Something I’ve thought about but haven’t done: When at book sales, I often find myself wondering whether I need a certain book. Do I have one copy back at the shop, or seven? Or none? And I might wonder how much we last charged for a certain out-of-print book. A little database in a scanner-equipped PDA would let me look such things up. And imagine having a web browser on an Internet-linked PDA. Look books up on Bookfinder or Addall right from the sale!
I once attended a seminar presented by the head used-book buyer for Powell’s Bookstore in Portland. He said Powell’s buys and processes three to five thousand books a day. When they buy large lots of books – the inventory of a closed bookstore, for example – they have a conveyor belt, which passes the books under a scanner. The scanner finds the EAN barcode, and by the time the book reaches the end of the belt, it has been entered into inventory and a price label is sitting there waiting. To me, that represented the ultimate in book-processing efficiency, but the technology seemed way beyond my reach. But, I did just buy a supermarket-style scanner on eBay and I’m working out the software to look up common used books and add them to inventory all in one step. Now, I wonder if I can find a conveyor belt on eBay…
About The Book Den:
The Book Den is, to my knowledge, the oldest used-book store in California. It was founded in Oakland, California, in 1902 and moved to Santa Barbara in February, 1933. You can read about the store’s history at http://www.bookden.com. We’ve been on the same block of Anapamu Street, across the street from the Public Library and the Museum of Art, as long as we’ve been in Santa Barbara. We moved from next door into our current 3,600 square foot store in 1990.
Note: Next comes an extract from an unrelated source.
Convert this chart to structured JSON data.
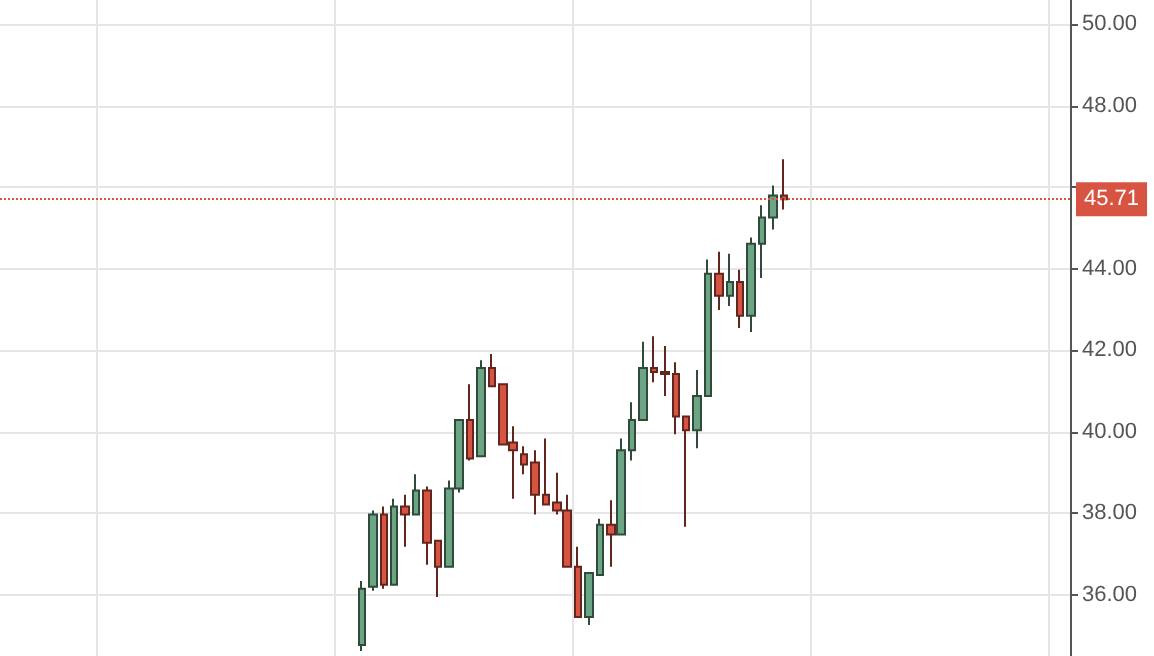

We stock between 20,000 and 30,000 general used and antiquarian books on all subjects, with a small selection of new books as well. We started selling on the Internet, on the late, lamented Bibliofind, in 1999 and launched our own web site in 2001. About 30% of sales come from the Internet, somewhat evenly divided between ABE, Alibris, Amazon and our own site, with a small contribution from the ABAA web site.
About Eric Kelley:
Eric Kelley started in bookselling by getting a job at a Brentano’s bookstore in Marin County, California after graduating from UCLA. Five years later, he moved to Santa Barbara with a business partner to buy the Book Den. After four years, he bought his partner’s share of the business. He is a member of the Antiquarian Booksellers Association of American, the American Booksellers Association and the Northern California Independent Booksellers Association. He’s also, at the moment, President of the Santa Barbara Downtown Organization. He’s been involved in promoting several of the incarnations of the Santa Barbara Book and Author Festival and has published a directory to the Booksellers of Santa Barbara. He lives in a Craftsman Bungalow six blocks from The Book Den with his wife, commercial artist Peggy Lindt, and their dog, Cosmo.